Pillar’s philosophy when it comes to hitting is……swing high, swing low, swing everywhere the balls go. On the season, he’s swinging at 57.7% of pitches in general, 73.7% of balls in the strike zone, and has a chase rate of 47.2%. For perspective, he has the second-highest chase rate, 39th-highest swing percentage in the strike zone, and fourth-highest swing rate in general. Can’t get a hit if you don’t swing, right?
Now, usually I’m leery of uber-aggressive hitters, as pitchers get more opportunites to exploit and expose them, but Pillar is an interesting case. The swinging strike rate is only 10.2% on the season and the strikeout rate is only 14%. In addition, the contact rates are elite, as he’s 11th in the strikezone and 26th in general. When I looked at Statcast Zone Charts, I couldn’t stop laughing….
Rarely do you literally see red in every box. Ha!
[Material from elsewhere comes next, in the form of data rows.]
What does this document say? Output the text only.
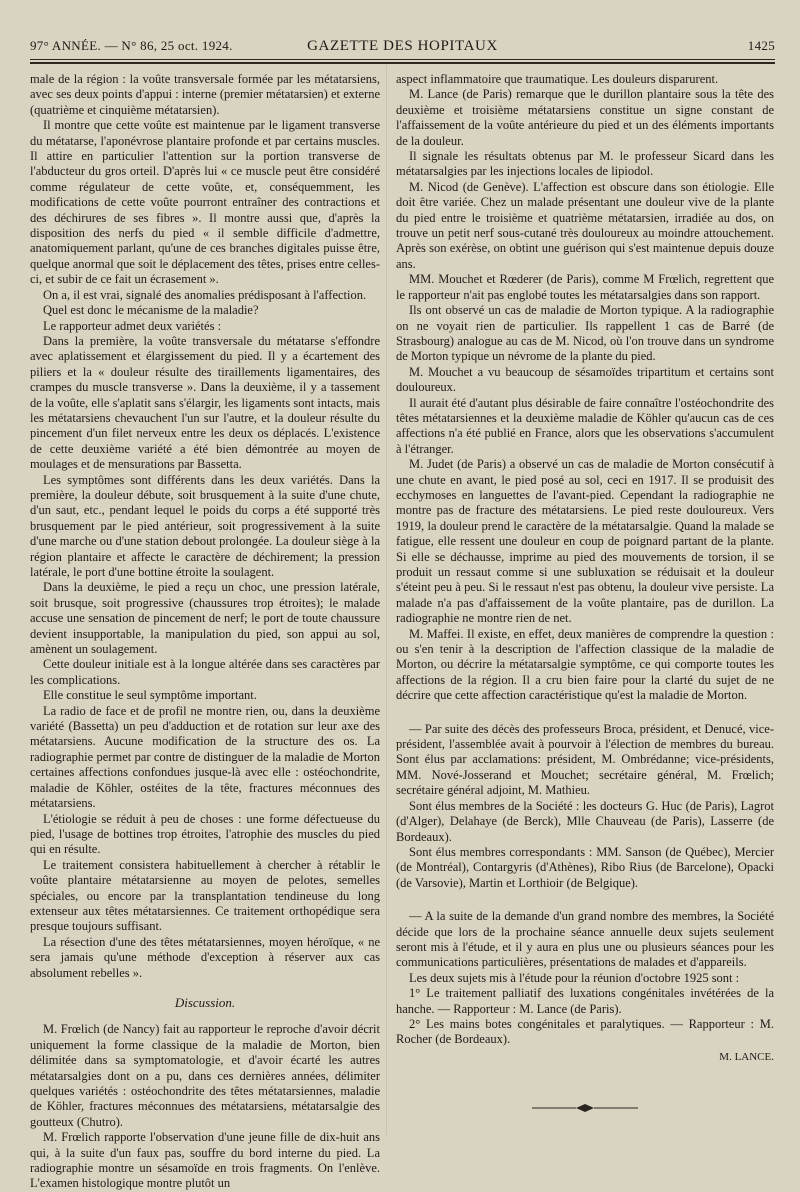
97° ANNÉE. — N° 86, 25 oct. 1924.	GAZETTE DES HOPITAUX	1425

male de la région : la voûte transversale formée par les métatarsiens, avec ses deux points d'appui : interne (premier métatarsien) et externe (quatrième et cinquième métatarsien).

Il montre que cette voûte est maintenue par le ligament transverse du métatarse, l'aponévrose plantaire profonde et par certains muscles. Il attire en particulier l'attention sur la portion transverse de l'abducteur du gros orteil. D'après lui « ce muscle peut être considéré comme régulateur de cette voûte, et, conséquemment, les modifications de cette voûte pourront entraîner des contractions et des déchirures de ses fibres ». Il montre aussi que, d'après la disposition des nerfs du pied « il semble difficile d'admettre, anatomiquement parlant, qu'une de ces branches digitales puisse être, quelque anormal que soit le déplacement des têtes, prises entre celles-ci, et subir de ce fait un écrasement ».

On a, il est vrai, signalé des anomalies prédisposant à l'affection.

Quel est donc le mécanisme de la maladie?

Le rapporteur admet deux variétés :

Dans la première, la voûte transversale du métatarse s'effondre avec aplatissement et élargissement du pied. Il y a écartement des piliers et la « douleur résulte des tiraillements ligamentaires, des crampes du muscle transverse ». Dans la deuxième, il y a tassement de la voûte, elle s'aplatit sans s'élargir, les ligaments sont intacts, mais les métatarsiens chevauchent l'un sur l'autre, et la douleur résulte du pincement d'un filet nerveux entre les deux os déplacés. L'existence de cette deuxième variété a été bien démontrée au moyen de moulages et de mensurations par Bassetta.

Les symptômes sont différents dans les deux variétés. Dans la première, la douleur débute, soit brusquement à la suite d'une chute, d'un saut, etc., pendant lequel le poids du corps a été supporté très brusquement par le pied antérieur, soit progressivement à la suite d'une marche ou d'une station debout prolongée. La douleur siège à la région plantaire et affecte le caractère de déchirement; la pression latérale, le port d'une bottine étroite la soulagent.

Dans la deuxième, le pied a reçu un choc, une pression latérale, soit brusque, soit progressive (chaussures trop étroites); le malade accuse une sensation de pincement de nerf; le port de toute chaussure devient insupportable, la manipulation du pied, son appui au sol, amènent un soulagement.

Cette douleur initiale est à la longue altérée dans ses caractères par les complications.

Elle constitue le seul symptôme important.

La radio de face et de profil ne montre rien, ou, dans la deuxième variété (Bassetta) un peu d'adduction et de rotation sur leur axe des métatarsiens. Aucune modification de la structure des os. La radiographie permet par contre de distinguer de la maladie de Morton certaines affections confondues jusque-là avec elle : ostéochondrite, maladie de Köhler, ostéites de la tête, fractures méconnues des métatarsiens.

L'étiologie se réduit à peu de choses : une forme défectueuse du pied, l'usage de bottines trop étroites, l'atrophie des muscles du pied qui en résulte.

Le traitement consistera habituellement à chercher à rétablir le voûte plantaire métatarsienne au moyen de pelotes, semelles spéciales, ou encore par la transplantation tendineuse du long extenseur aux têtes métatarsiennes. Ce traitement orthopédique sera presque toujours suffisant.

La résection d'une des têtes métatarsiennes, moyen héroïque, « ne sera jamais qu'une méthode d'exception à réserver aux cas absolument rebelles ».

Discussion.

M. Frœlich (de Nancy) fait au rapporteur le reproche d'avoir décrit uniquement la forme classique de la maladie de Morton, bien délimitée dans sa symptomatologie, et d'avoir écarté les autres métatarsalgies dont on a pu, dans ces dernières années, délimiter quelques variétés : ostéochondrite des têtes métatarsiennes, maladie de Köhler, fractures méconnues des métatarsiens, métatarsalgie des goutteux (Chutro).

M. Frœlich rapporte l'observation d'une jeune fille de dix-huit ans qui, à la suite d'un faux pas, souffre du bord interne du pied. La radiographie montre un sésamoïde en trois fragments. On l'enlève. L'examen histologique montre plutôt un

aspect inflammatoire que traumatique. Les douleurs disparurent.

M. Lance (de Paris) remarque que le durillon plantaire sous la tête des deuxième et troisième métatarsiens constitue un signe constant de l'affaissement de la voûte antérieure du pied et un des éléments importants de la douleur.

Il signale les résultats obtenus par M. le professeur Sicard dans les métatarsalgies par les injections locales de lipiodol.

M. Nicod (de Genève). L'affection est obscure dans son étiologie. Elle doit être variée. Chez un malade présentant une douleur vive de la plante du pied entre le troisième et quatrième métatarsien, irradiée au dos, on trouve un petit nerf sous-cutané très douloureux au moindre attouchement. Après son exérèse, on obtint une guérison qui s'est maintenue depuis douze ans.

MM. Mouchet et Rœderer (de Paris), comme M Frœlich, regrettent que le rapporteur n'ait pas englobé toutes les métatarsalgies dans son rapport.

Ils ont observé un cas de maladie de Morton typique. A la radiographie on ne voyait rien de particulier. Ils rappellent 1 cas de Barré (de Strasbourg) analogue au cas de M. Nicod, où l'on trouve dans un syndrome de Morton typique un névrome de la plante du pied.

M. Mouchet a vu beaucoup de sésamoïdes tripartitum et certains sont douloureux.

Il aurait été d'autant plus désirable de faire connaître l'ostéochondrite des têtes métatarsiennes et la deuxième maladie de Köhler qu'aucun cas de ces affections n'a été publié en France, alors que les observations s'accumulent à l'étranger.

M. Judet (de Paris) a observé un cas de maladie de Morton consécutif à une chute en avant, le pied posé au sol, ceci en 1917. Il se produisit des ecchymoses en languettes de l'avant-pied. Cependant la radiographie ne montre pas de fracture des métatarsiens. Le pied reste douloureux. Vers 1919, la douleur prend le caractère de la métatarsalgie. Quand la malade se fatigue, elle ressent une douleur en coup de poignard partant de la plante. Si elle se déchausse, imprime au pied des mouvements de torsion, il se produit un ressaut comme si une subluxation se réduisait et la douleur s'éteint peu à peu. Si le ressaut n'est pas obtenu, la douleur vive persiste. La malade n'a pas d'affaissement de la voûte plantaire, pas de durillon. La radiographie ne montre rien de net.

M. Maffei. Il existe, en effet, deux manières de comprendre la question : ou s'en tenir à la description de l'affection classique de la maladie de Morton, ou décrire la métatarsalgie symptôme, ce qui comporte toutes les affections de la région. Il a cru bien faire pour la clarté du sujet de ne décrire que cette affection caractéristique qu'est la maladie de Morton.

— Par suite des décès des professeurs Broca, président, et Denucé, vice-président, l'assemblée avait à pourvoir à l'élection de membres du bureau. Sont élus par acclamations: président, M. Ombrédanne; vice-présidents, MM. Nové-Josserand et Mouchet; secrétaire général, M. Frœlich; secrétaire général adjoint, M. Mathieu.

Sont élus membres de la Société : les docteurs G. Huc (de Paris), Lagrot (d'Alger), Delahaye (de Berck), Mlle Chauveau (de Paris), Lasserre (de Bordeaux).

Sont élus membres correspondants : MM. Sanson (de Québec), Mercier (de Montréal), Contargyris (d'Athènes), Ribo Rius (de Barcelone), Opacki (de Varsovie), Martin et Lorthioir (de Belgique).

— A la suite de la demande d'un grand nombre des membres, la Société décide que lors de la prochaine séance annuelle deux sujets seulement seront mis à l'étude, et il y aura en plus une ou plusieurs séances pour les communications particulières, présentations de malades et d'appareils.

Les deux sujets mis à l'étude pour la réunion d'octobre 1925 sont :

1° Le traitement palliatif des luxations congénitales invétérées de la hanche. — Rapporteur : M. Lance (de Paris).

2° Les mains botes congénitales et paralytiques. — Rapporteur : M. Rocher (de Bordeaux).

M. LANCE.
See, still laughing. Anyways, what’s it all mean? Yes, he swings a lot. Correspondingly, the walk rate is a paltry 3%. The hard hit rate is 36.1% while the barrel rate is only 4.7%. There has to be lots of luck involved, right? Negative. Over the last month, the batting average has been .302 but the BABIP has only been .293. In fact, over his career, he’s maintained a relatively low BABIP. I have to admit that I’m a little intrigued, especially since he has 12 home runs and 8 stolen bases on the year.
Let me check the splits, especially the home/road ones since Oracle Park is a pitcher’s park. In 48 games at home this year, Pillar is batting .249 with a .197 ISO and .238 BABIP. On the road? .243 average, .153 ISO, and .270 BABIP in 38 games. He’s better against left-handed pitching, as the ISO is .241 vs .152 and the strikeout rate is 8% lower. The BABIP is also lower against lefties (.224 vs .263). The numbers against righties aren’t bad (15.8% strikeout rate and .243 average), but they aren’t anything to write home about. Anyways, it’s promising that he performs well in Oracle Park and he does well against lefties, with some positive regression that could take place, as the National West is littered with a ton of lefty starters.
I don’t really know what designation to give Pillar. He swings at everything, but doesn’t strike out often. Yet, there could be some luck coming his way in the BABIP department. After giving it some thought, Pillar is not a .300 hitter, so I don’t see his heater continuing. With that said, I think we have a pretty good idea of who he is as a hitter: .260-ish average, low walk, low strikeout, with the potential for 15 homers and 15 stolen bases. The Swinging Pillar has enough of a track record to prove that his ways are effective and will provide value.